Peu importe la vision du destin que nous avons, il est toujours opposé à la notion de libre-arbitre, à savoir la volonté humaine de se déterminer librement, à agir et à penser. D’un point de vue psychanalytique, la notion de libre-arbitre n’existe pas à proprement parler, et c’est là que tout devient intéressant. Pourquoi ? Tout simplement parce que l’on considère que l’homme confronté à un choix est soumis d’une part aux lois de sa conscience mais aussi à la domination irréfutable de l’inconscient : l’individu en position de choix ne détermine pas sa décision de façon totalement consciente, d’où l’apparition d’une intervention extérieure : le destin. Cette vision des choses regroupe alors les deux aspects de la question, puisque la conscience constitue le libre-arbitre, alors que l’inconscient jour le rôle du destin (il est important de souligner le parallèle entre l’aura négative dont étaient pourvus les dieux de l’Antiquité et les évènements non tolérés par la conscience qui composent l’inconscient). Le destin serait donc défini comme une puissance extérieure à l’homme qui influe sur ses propres choix, et qui facilitent, a posteriori, l’assomption de sa propre décision.

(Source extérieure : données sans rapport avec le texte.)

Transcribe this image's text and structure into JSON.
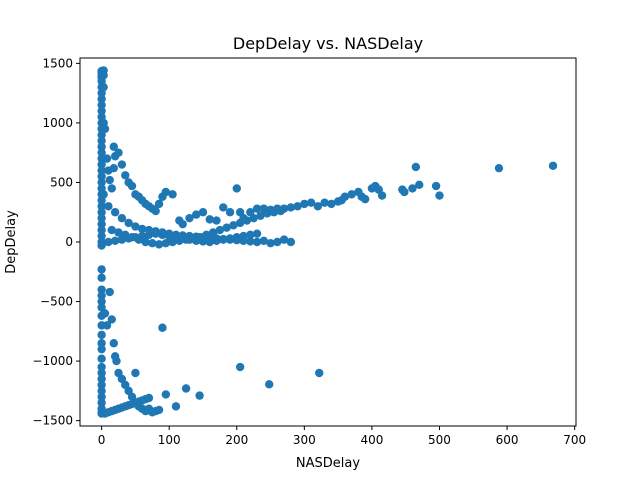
{
  "chart_data": {
    "type": "scatter",
    "title": "DepDelay vs. NASDelay",
    "xlabel": "NASDelay",
    "ylabel": "DepDelay",
    "xlim": [
      -32,
      702
    ],
    "ylim": [
      -1545,
      1545
    ],
    "xticks": [
      0,
      100,
      200,
      300,
      400,
      500,
      600,
      700
    ],
    "yticks": [
      -1500,
      -1000,
      -500,
      0,
      500,
      1000,
      1500
    ],
    "grid": false,
    "legend": "none",
    "marker_color": "#1f77b4",
    "series": [
      {
        "points": [
          [
            0,
            1435
          ],
          [
            0,
            1425
          ],
          [
            0,
            1410
          ],
          [
            0,
            1395
          ],
          [
            0,
            1380
          ],
          [
            0,
            1350
          ],
          [
            0,
            1300
          ],
          [
            0,
            1250
          ],
          [
            0,
            1200
          ],
          [
            0,
            1150
          ],
          [
            0,
            1100
          ],
          [
            0,
            1050
          ],
          [
            0,
            1000
          ],
          [
            0,
            950
          ],
          [
            0,
            900
          ],
          [
            0,
            850
          ],
          [
            0,
            800
          ],
          [
            0,
            750
          ],
          [
            0,
            700
          ],
          [
            0,
            650
          ],
          [
            0,
            600
          ],
          [
            0,
            550
          ],
          [
            0,
            500
          ],
          [
            0,
            450
          ],
          [
            0,
            400
          ],
          [
            0,
            350
          ],
          [
            0,
            300
          ],
          [
            0,
            250
          ],
          [
            0,
            200
          ],
          [
            0,
            150
          ],
          [
            0,
            100
          ],
          [
            0,
            50
          ],
          [
            0,
            0
          ],
          [
            0,
            -30
          ],
          [
            3,
            1440
          ],
          [
            3,
            1400
          ],
          [
            3,
            1300
          ],
          [
            3,
            1000
          ],
          [
            3,
            700
          ],
          [
            3,
            400
          ],
          [
            5,
            950
          ],
          [
            8,
            700
          ],
          [
            10,
            600
          ],
          [
            12,
            520
          ],
          [
            15,
            450
          ],
          [
            18,
            620
          ],
          [
            18,
            800
          ],
          [
            20,
            720
          ],
          [
            25,
            750
          ],
          [
            30,
            650
          ],
          [
            35,
            560
          ],
          [
            40,
            500
          ],
          [
            45,
            470
          ],
          [
            50,
            400
          ],
          [
            55,
            380
          ],
          [
            60,
            350
          ],
          [
            65,
            320
          ],
          [
            70,
            300
          ],
          [
            75,
            280
          ],
          [
            80,
            260
          ],
          [
            85,
            320
          ],
          [
            90,
            380
          ],
          [
            95,
            420
          ],
          [
            105,
            400
          ],
          [
            115,
            180
          ],
          [
            120,
            150
          ],
          [
            130,
            200
          ],
          [
            140,
            230
          ],
          [
            150,
            250
          ],
          [
            160,
            190
          ],
          [
            170,
            180
          ],
          [
            180,
            290
          ],
          [
            190,
            250
          ],
          [
            200,
            450
          ],
          [
            205,
            250
          ],
          [
            210,
            200
          ],
          [
            220,
            250
          ],
          [
            230,
            280
          ],
          [
            240,
            280
          ],
          [
            250,
            270
          ],
          [
            260,
            280
          ],
          [
            270,
            280
          ],
          [
            280,
            290
          ],
          [
            290,
            300
          ],
          [
            300,
            320
          ],
          [
            310,
            330
          ],
          [
            320,
            300
          ],
          [
            330,
            330
          ],
          [
            340,
            320
          ],
          [
            350,
            340
          ],
          [
            355,
            350
          ],
          [
            360,
            380
          ],
          [
            370,
            400
          ],
          [
            380,
            420
          ],
          [
            385,
            380
          ],
          [
            390,
            360
          ],
          [
            400,
            450
          ],
          [
            405,
            470
          ],
          [
            410,
            440
          ],
          [
            415,
            390
          ],
          [
            445,
            440
          ],
          [
            448,
            420
          ],
          [
            460,
            450
          ],
          [
            465,
            630
          ],
          [
            470,
            480
          ],
          [
            495,
            470
          ],
          [
            500,
            390
          ],
          [
            588,
            620
          ],
          [
            668,
            640
          ],
          [
            10,
            300
          ],
          [
            20,
            250
          ],
          [
            30,
            200
          ],
          [
            40,
            160
          ],
          [
            50,
            130
          ],
          [
            60,
            110
          ],
          [
            70,
            100
          ],
          [
            80,
            90
          ],
          [
            90,
            80
          ],
          [
            100,
            70
          ],
          [
            110,
            60
          ],
          [
            120,
            55
          ],
          [
            130,
            50
          ],
          [
            140,
            45
          ],
          [
            150,
            40
          ],
          [
            160,
            35
          ],
          [
            170,
            30
          ],
          [
            180,
            25
          ],
          [
            190,
            20
          ],
          [
            200,
            15
          ],
          [
            210,
            10
          ],
          [
            220,
            5
          ],
          [
            230,
            0
          ],
          [
            240,
            10
          ],
          [
            250,
            -10
          ],
          [
            260,
            0
          ],
          [
            270,
            20
          ],
          [
            280,
            0
          ],
          [
            10,
            0
          ],
          [
            20,
            10
          ],
          [
            30,
            20
          ],
          [
            40,
            30
          ],
          [
            50,
            40
          ],
          [
            60,
            50
          ],
          [
            70,
            60
          ],
          [
            80,
            70
          ],
          [
            90,
            60
          ],
          [
            100,
            50
          ],
          [
            110,
            40
          ],
          [
            120,
            30
          ],
          [
            130,
            20
          ],
          [
            140,
            10
          ],
          [
            150,
            5
          ],
          [
            160,
            0
          ],
          [
            170,
            10
          ],
          [
            180,
            20
          ],
          [
            190,
            30
          ],
          [
            200,
            40
          ],
          [
            210,
            50
          ],
          [
            220,
            60
          ],
          [
            230,
            70
          ],
          [
            15,
            100
          ],
          [
            25,
            80
          ],
          [
            35,
            60
          ],
          [
            45,
            40
          ],
          [
            55,
            20
          ],
          [
            65,
            0
          ],
          [
            75,
            -10
          ],
          [
            85,
            -20
          ],
          [
            95,
            -10
          ],
          [
            105,
            0
          ],
          [
            115,
            10
          ],
          [
            125,
            20
          ],
          [
            135,
            30
          ],
          [
            145,
            40
          ],
          [
            155,
            60
          ],
          [
            165,
            80
          ],
          [
            175,
            100
          ],
          [
            185,
            120
          ],
          [
            195,
            140
          ],
          [
            205,
            160
          ],
          [
            215,
            180
          ],
          [
            225,
            200
          ],
          [
            235,
            220
          ],
          [
            245,
            240
          ],
          [
            255,
            250
          ],
          [
            265,
            260
          ],
          [
            0,
            -230
          ],
          [
            0,
            -300
          ],
          [
            0,
            -400
          ],
          [
            0,
            -450
          ],
          [
            0,
            -500
          ],
          [
            0,
            -550
          ],
          [
            0,
            -620
          ],
          [
            0,
            -700
          ],
          [
            0,
            -780
          ],
          [
            0,
            -850
          ],
          [
            0,
            -900
          ],
          [
            0,
            -980
          ],
          [
            0,
            -1050
          ],
          [
            0,
            -1100
          ],
          [
            0,
            -1150
          ],
          [
            0,
            -1200
          ],
          [
            0,
            -1250
          ],
          [
            0,
            -1300
          ],
          [
            0,
            -1350
          ],
          [
            0,
            -1400
          ],
          [
            0,
            -1430
          ],
          [
            0,
            -1440
          ],
          [
            5,
            -600
          ],
          [
            8,
            -700
          ],
          [
            12,
            -420
          ],
          [
            15,
            -650
          ],
          [
            18,
            -850
          ],
          [
            20,
            -960
          ],
          [
            22,
            -1000
          ],
          [
            25,
            -1100
          ],
          [
            30,
            -1150
          ],
          [
            35,
            -1200
          ],
          [
            40,
            -1250
          ],
          [
            45,
            -1300
          ],
          [
            50,
            -1350
          ],
          [
            55,
            -1380
          ],
          [
            60,
            -1400
          ],
          [
            65,
            -1420
          ],
          [
            70,
            -1400
          ],
          [
            75,
            -1430
          ],
          [
            80,
            -1420
          ],
          [
            85,
            -1410
          ],
          [
            5,
            -1440
          ],
          [
            10,
            -1430
          ],
          [
            15,
            -1420
          ],
          [
            20,
            -1410
          ],
          [
            25,
            -1400
          ],
          [
            30,
            -1390
          ],
          [
            35,
            -1380
          ],
          [
            40,
            -1370
          ],
          [
            45,
            -1360
          ],
          [
            50,
            -1350
          ],
          [
            55,
            -1340
          ],
          [
            60,
            -1330
          ],
          [
            65,
            -1320
          ],
          [
            70,
            -1310
          ],
          [
            50,
            -1100
          ],
          [
            90,
            -720
          ],
          [
            95,
            -1280
          ],
          [
            110,
            -1380
          ],
          [
            125,
            -1230
          ],
          [
            145,
            -1290
          ],
          [
            205,
            -1050
          ],
          [
            248,
            -1195
          ],
          [
            322,
            -1100
          ]
        ]
      }
    ]
  }
}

Car il s’agit là de la fonction primordiale du destin : justifier, sans se remettre en cause, les conséquences de ses actes. Au moment d’un choix, l’homme est face à plusieurs alternatives entraînant chacune des conséquences plus ou moins similaires, et c’est cette capacité d’anticipation qui rend le choix si compliqué, parce que l’homme est capable non pas de prédire mais de prévoir l’avenir (c’est la symbolique développée par l’arbre des possibles) et c’est sa crainte de l’erreur qui provoque l’hésitation. En faisant intervenir le destin, l’homme se déculpabilise totalement de cet échec éventuel puisqu’il ne dépend désormais plus uniquement de lui mais parce que cet échec résulte également de l’intervention d’une puissance supérieure.


Dans cette optique, il faut entendre le destin comme le concours de l’inconscient dans le processus de choix auquel est confronté l’individu. Il s’agit donc d’une influence extérieure à la conscience (au choix déterminé par le libre arbitre) qui impacte sur les conséquences de la décision retenue. Le destin n’est donc plus cette instance suprême naturelle mais désigne la représentation de ce qui ne peut être contrôlé dans les conséquences d’un choix. L’impact de l’inconscient, au même titre que le contexte environnemental, exerce donc une pression qui crée cet écart si effrayant entre ce qui était prévu et ce qui arrive réellement.


Pour conclure, je citerais simplement l’écrivain brésilien Paulo Coelho, qui a écrit dans La cinquième montagne : « L’Homme est né pour trahir son destin ». Je vous laisse poursuivre cette réflexion…


Vous pouvez déconnecter vos neurones.